Stanno facendo discutere e hanno alzato un polverone altissimo di polemiche, non solo in Italia, le parole rilasciate, in un’intervista durante il volo di ritorno da Dublino, da Papa Francesco sul tema dell’omosessualità. Non è la prima volta che il pontefice viene sollecitato ad esprimersi sulla questione; come poter dimenticare, a tal proposito, quel “ma chi sono io per giudicare?” passato alla Storia ma che, come ogni cosa, resta sempre da inquadrare nell’interezza del ragionamento.
Ritornando alle recenti dichiarazioni, al fine di poter fornire ai nostri lettori una visione quanto più possibile completa della vicenda, anche noi vogliamo qui riportare in maniera integrale la risposta. Difatti, in molti sostengono che, in realtà, una parola usata da Bergoglio sia frutto di un equivoco, di un banale errore, e che il suo discorso, valutato nel complesso, lasci piuttosto emergere un chiaro invito all’accettazione e alla comprensione.

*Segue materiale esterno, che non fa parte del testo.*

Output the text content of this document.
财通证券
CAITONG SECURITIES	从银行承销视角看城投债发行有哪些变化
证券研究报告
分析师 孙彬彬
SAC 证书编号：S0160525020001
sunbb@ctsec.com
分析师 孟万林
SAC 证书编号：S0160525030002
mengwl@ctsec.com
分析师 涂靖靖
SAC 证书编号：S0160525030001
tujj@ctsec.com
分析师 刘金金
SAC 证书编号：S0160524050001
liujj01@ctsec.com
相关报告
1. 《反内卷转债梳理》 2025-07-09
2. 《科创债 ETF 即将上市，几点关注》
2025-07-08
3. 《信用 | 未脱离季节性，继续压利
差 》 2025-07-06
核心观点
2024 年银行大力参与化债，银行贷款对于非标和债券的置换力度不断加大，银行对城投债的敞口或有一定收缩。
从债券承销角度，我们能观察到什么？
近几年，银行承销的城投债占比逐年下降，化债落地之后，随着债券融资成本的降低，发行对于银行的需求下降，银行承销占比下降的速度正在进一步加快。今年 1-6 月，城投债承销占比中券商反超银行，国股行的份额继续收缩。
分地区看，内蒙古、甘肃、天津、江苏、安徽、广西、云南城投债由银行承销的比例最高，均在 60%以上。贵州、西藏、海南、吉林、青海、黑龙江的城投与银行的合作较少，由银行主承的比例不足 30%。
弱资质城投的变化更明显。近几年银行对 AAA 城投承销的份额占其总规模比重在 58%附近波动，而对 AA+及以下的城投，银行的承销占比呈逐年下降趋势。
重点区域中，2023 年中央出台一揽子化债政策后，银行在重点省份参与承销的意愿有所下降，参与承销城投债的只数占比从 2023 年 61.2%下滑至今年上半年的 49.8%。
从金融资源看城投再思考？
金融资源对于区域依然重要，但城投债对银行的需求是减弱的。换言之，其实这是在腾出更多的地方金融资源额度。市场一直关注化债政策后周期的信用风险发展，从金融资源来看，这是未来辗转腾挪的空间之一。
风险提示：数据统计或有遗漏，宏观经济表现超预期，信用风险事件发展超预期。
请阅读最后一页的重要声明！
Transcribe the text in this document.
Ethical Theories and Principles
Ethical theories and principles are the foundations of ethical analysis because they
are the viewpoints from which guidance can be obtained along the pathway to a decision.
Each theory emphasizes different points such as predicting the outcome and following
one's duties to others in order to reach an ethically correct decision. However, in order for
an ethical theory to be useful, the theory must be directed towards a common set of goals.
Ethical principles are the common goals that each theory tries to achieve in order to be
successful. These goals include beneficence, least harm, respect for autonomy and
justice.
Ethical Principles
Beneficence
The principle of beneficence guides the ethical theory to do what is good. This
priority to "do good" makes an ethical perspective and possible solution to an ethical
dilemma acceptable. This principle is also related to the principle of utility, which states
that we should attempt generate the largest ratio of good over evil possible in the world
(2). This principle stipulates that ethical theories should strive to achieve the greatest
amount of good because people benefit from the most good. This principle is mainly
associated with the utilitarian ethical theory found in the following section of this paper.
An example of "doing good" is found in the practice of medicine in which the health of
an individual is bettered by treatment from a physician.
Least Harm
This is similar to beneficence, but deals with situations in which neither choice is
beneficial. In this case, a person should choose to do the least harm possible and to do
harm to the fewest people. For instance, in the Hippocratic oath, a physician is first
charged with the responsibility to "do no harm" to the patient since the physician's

Andando quindi con ordine, la domanda del giornalista è stata: «Cosa direbbe a un papà cattolico, il cui figlio gli dicesse di essere omosessuale e di voler andare a convivere col proprio compagno?».
La risposta del Papa è stata la seguente: «Sempre ci sono stati gli omosessuali e le persone con tendenze omosessuali. Sempre. Dicono i sociologi – e non so se è vero – che nei tempi di cambiamento d’epoca crescono questi fenomeni sociali, etici. Uno di loro sarebbe questo. Questa è l’opinione di alcuni sociologi.
La tua domanda è chiara: Cosa direi a un papà che vede suo figlio o sua figlia che ha quella tendenza? Direi: primo, di pregare. Preghi. Non condannare. Dialogare, capire e fare spazio al figlio e alla figlia. Fare spazio perché si esprima.
Poi in quale età s’esprime questa inquietudine del figlio? È importante. Una cosa è quando si manifesta da bambino. C’è tanto da fare con la psichiatria, per vedere come sono le cose. Una cosa è quando si manifesta dopo i 20 anni o cose del genere.
Ma io mai dirò che il silenzio è un rimedio. Ignorare un figlio o una figlia con tendenza omosessuale è mancanza di paternità o maternità. Tu sei mio figlio. Tu sei mia figlia, come sei. Io sono tua padre e tua madre: Parliamo.
Se voi, padre o madre, non ve la cavate chiedete aiuto. Ma sempre nel dialogo, sempre nel dialogo. Perché quel figlio e quella figlia hanno diritto a una famiglia. Non cacciarlo via dalla famiglia. Questa è una sfida seria ma che fa la paternità e la maternità».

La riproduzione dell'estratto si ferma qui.